Supervised tooth brushing is delivered as part of the “Starting Well” scheme which is great news, but the Faculty is interested in exploring whether this could be expanded more widely.
A feasibility study published by Public Health England in December 2016 found that providing supervised tooth brushing in early years settings was “easily manageable” with low cost implications – delivering these kinds of programmes widely across England could make a real difference to standards of oral health.
Equally, it’s not only important that we educate children and parents about how to maintain good oral health, but also the wider public health workforce as well so that the advice they provide is accurate and consistent.

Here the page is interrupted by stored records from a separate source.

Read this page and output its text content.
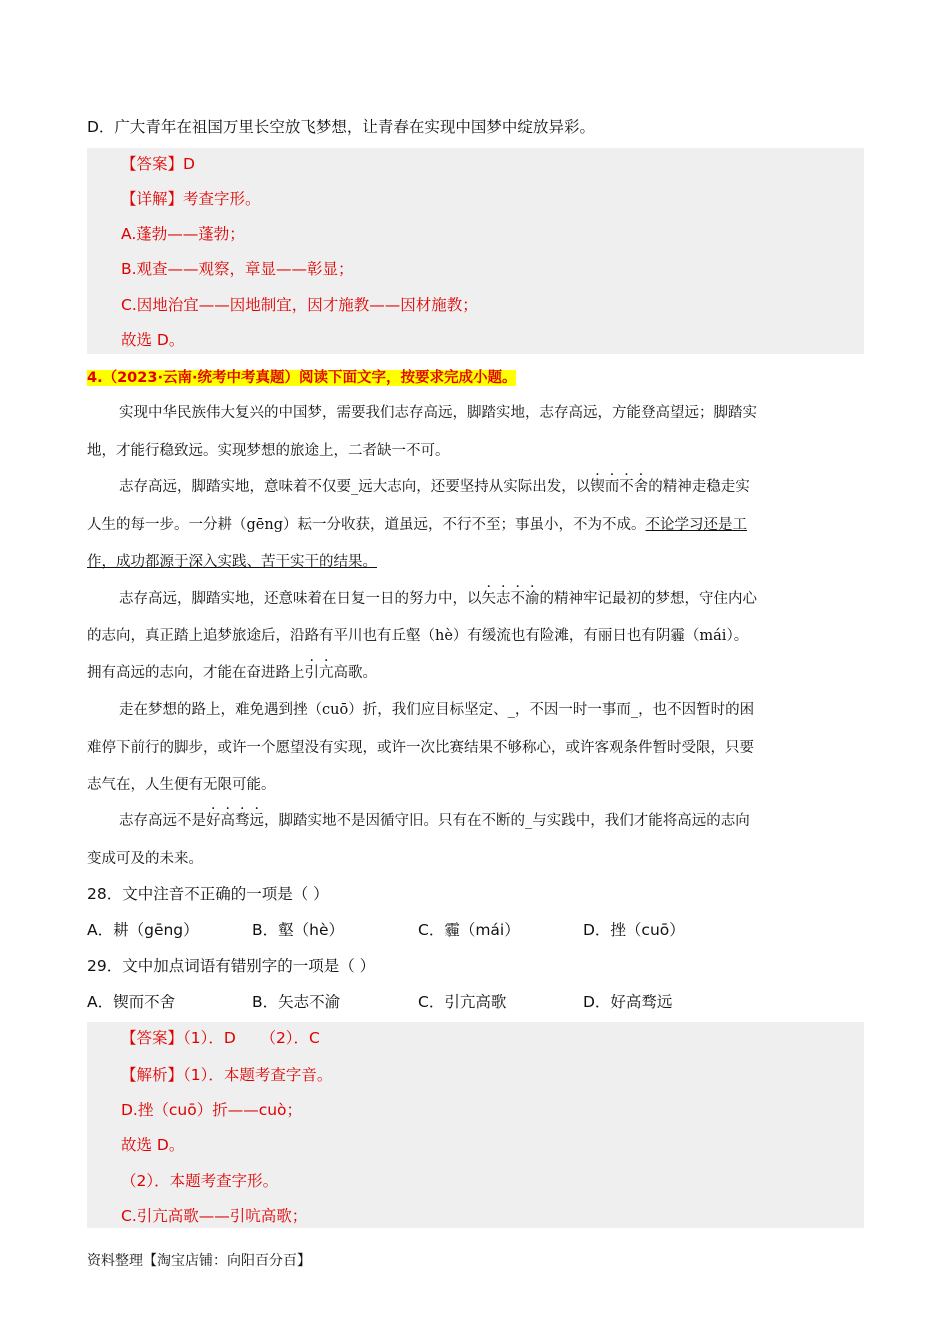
D．广大青年在祖国万里长空放飞梦想，让青春在实现中国梦中绽放异彩。
【答案】D
【详解】考查字形。
A.蓬勃——蓬勃；
B.观查——观察，章显——彰显；
C.因地治宜——因地制宜，因才施教——因材施教；
故选 D。
4.（2023·云南·统考中考真题）阅读下面文字，按要求完成小题。
实现中华民族伟大复兴的中国梦，需要我们志存高远，脚踏实地，志存高远，方能登高望远；脚踏实
地，才能行稳致远。实现梦想的旅途上，二者缺一不可。
志存高远，脚踏实地，意味着不仅要_远大志向，还要坚持从实际出发，以锲而不舍的精神走稳走实
人生的每一步。一分耕（gēng）耘一分收获，道虽远，不行不至；事虽小，不为不成。不论学习还是工
作，成功都源于深入实践、苦干实干的结果。
志存高远，脚踏实地，还意味着在日复一日的努力中，以矢志不渝的精神牢记最初的梦想，守住内心
的志向，真正踏上追梦旅途后，沿路有平川也有丘壑（hè）有缓流也有险滩，有丽日也有阴霾（mái）。
拥有高远的志向，才能在奋进路上引亢高歌。
走在梦想的路上，难免遇到挫（cuō）折，我们应目标坚定、_，不因一时一事而_，也不因暂时的困
难停下前行的脚步，或许一个愿望没有实现，或许一次比赛结果不够称心，或许客观条件暂时受限，只要
志气在，人生便有无限可能。
志存高远不是好高骛远，脚踏实地不是因循守旧。只有在不断的_与实践中，我们才能将高远的志向
变成可及的未来。
28．文中注音不正确的一项是（ ）
A．耕（gēng）	B．壑（hè）	C．霾（mái）	D．挫（cuō）
29．文中加点词语有错别字的一项是（ ）
A．锲而不舍	B．矢志不渝	C．引亢高歌	D．好高骛远
【答案】（1）．D     （2）．C
【解析】（1）．本题考查字音。
D.挫（cuō）折——cuò；
故选 D。
（2）．本题考查字形。
C.引亢高歌——引吭高歌；
资料整理【淘宝店铺：向阳百分百】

The Faculty believes that oral health should be part of training and continuing professional development for health visitors, midwives, school nurses, pharmacists and early years professionals.
In terms of access, we know that 42% of all children and around 80% of those aged between 1 and 2 didn’t see an NHS dentist in the last year, despite the fact that treatment is completely free.
This is despite official advice stating that children should visit the dentist at least once every 12 months, and that their first check-up should take place when their first teeth come through, normally at around 6 months.
It’s vital that we get the message out as widely as possible about the need to regularly visit the dentist, and crucially that treatment is free for under-18s, as well as doing everything we can to support the Dental Check by One campaign.
Equally, oral health professionals have to uphold their end of the bargain and have a responsibility to ensure that their practices are welcoming places for parents with small children.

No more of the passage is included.